11.3. Severability. Should any term of this Agreement be declared void or unenforceable by any court of competent jurisdiction, such declaration shall have no effect on the remaining terms hereof.
11.4. Publicity Rights. We may identify you as a participant in this Beta program in our promotional materials, website or other public communications. You hereby grant us a limited and revocable world-wide license to use your company name and logo in connection therewith. You may request that we stop doing so by submitting an email to email@example.com at any time. Please note that it may take us up to 30 days to process your request.
11.5. No Waiver. The failure of either party to enforce any rights granted hereunder or to take action against the other party in the event of any breach hereunder shall not be deemed a waiver by that party as to subsequent enforcement of rights or subsequent actions in the event of future breaches.
11.6. Injunctive Relief.

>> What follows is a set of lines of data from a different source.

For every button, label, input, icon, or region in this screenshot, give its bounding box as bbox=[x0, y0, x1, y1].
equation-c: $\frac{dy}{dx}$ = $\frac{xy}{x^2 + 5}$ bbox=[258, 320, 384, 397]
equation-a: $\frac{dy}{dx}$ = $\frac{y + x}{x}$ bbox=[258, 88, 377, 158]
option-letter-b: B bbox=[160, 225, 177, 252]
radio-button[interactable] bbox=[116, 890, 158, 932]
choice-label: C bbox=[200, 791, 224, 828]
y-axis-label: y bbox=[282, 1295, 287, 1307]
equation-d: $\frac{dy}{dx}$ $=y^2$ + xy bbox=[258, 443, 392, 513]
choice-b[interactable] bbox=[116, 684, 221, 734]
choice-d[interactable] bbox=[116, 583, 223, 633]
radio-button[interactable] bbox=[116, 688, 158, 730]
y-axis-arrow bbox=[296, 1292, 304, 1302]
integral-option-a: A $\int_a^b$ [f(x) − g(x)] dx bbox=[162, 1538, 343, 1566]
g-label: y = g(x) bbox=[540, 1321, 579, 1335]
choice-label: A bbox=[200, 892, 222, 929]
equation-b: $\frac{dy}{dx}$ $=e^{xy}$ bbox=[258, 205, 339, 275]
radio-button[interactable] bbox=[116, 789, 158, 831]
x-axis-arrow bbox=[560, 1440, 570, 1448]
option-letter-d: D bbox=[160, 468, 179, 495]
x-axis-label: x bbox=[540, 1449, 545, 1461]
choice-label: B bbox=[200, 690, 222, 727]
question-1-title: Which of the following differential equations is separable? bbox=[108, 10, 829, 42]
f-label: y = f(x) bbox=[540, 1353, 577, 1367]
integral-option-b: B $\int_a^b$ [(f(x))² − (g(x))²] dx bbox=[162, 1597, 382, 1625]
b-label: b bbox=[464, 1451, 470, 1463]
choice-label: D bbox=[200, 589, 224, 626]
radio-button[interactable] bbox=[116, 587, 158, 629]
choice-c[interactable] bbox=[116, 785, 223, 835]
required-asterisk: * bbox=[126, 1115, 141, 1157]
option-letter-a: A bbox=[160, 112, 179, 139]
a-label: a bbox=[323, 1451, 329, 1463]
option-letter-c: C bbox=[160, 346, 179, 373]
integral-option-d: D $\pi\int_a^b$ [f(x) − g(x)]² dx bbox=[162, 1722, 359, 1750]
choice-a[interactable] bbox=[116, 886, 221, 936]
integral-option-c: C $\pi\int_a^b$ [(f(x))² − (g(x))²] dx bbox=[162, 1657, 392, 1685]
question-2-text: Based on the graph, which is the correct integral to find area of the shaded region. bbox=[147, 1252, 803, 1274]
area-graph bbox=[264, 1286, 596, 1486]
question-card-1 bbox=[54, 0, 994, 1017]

Since a breach by you of any of the obligations or undertakings contained herein may result in irreparable and continuing damage to us for which there may be no adequate remedy at law, you acknowledge and agree that money damages will not be a sufficient remedy for any breach by you of this Agreement, and therefore we will be entitled, in addition to money damages, to specific performance and injunctive relief and any other appropriate equitable remedies for any such breach. Such remedies shall not be deemed to be the exclusive remedies for a breach of this Agreement but shall be in addition to all other remedies available at law or in equity.
11.7. Entire Agreement; Assignment. You agree that this Agreement is a complete and exclusive statement of the agreement between us and supersedes any proposals or prior agreement, oral or written, and any other communications relating to the subject matter of this Agreement. Any attempt by you to sublicense, assign or transfer any of the rights, duties or obligations hereunder is void ab initio.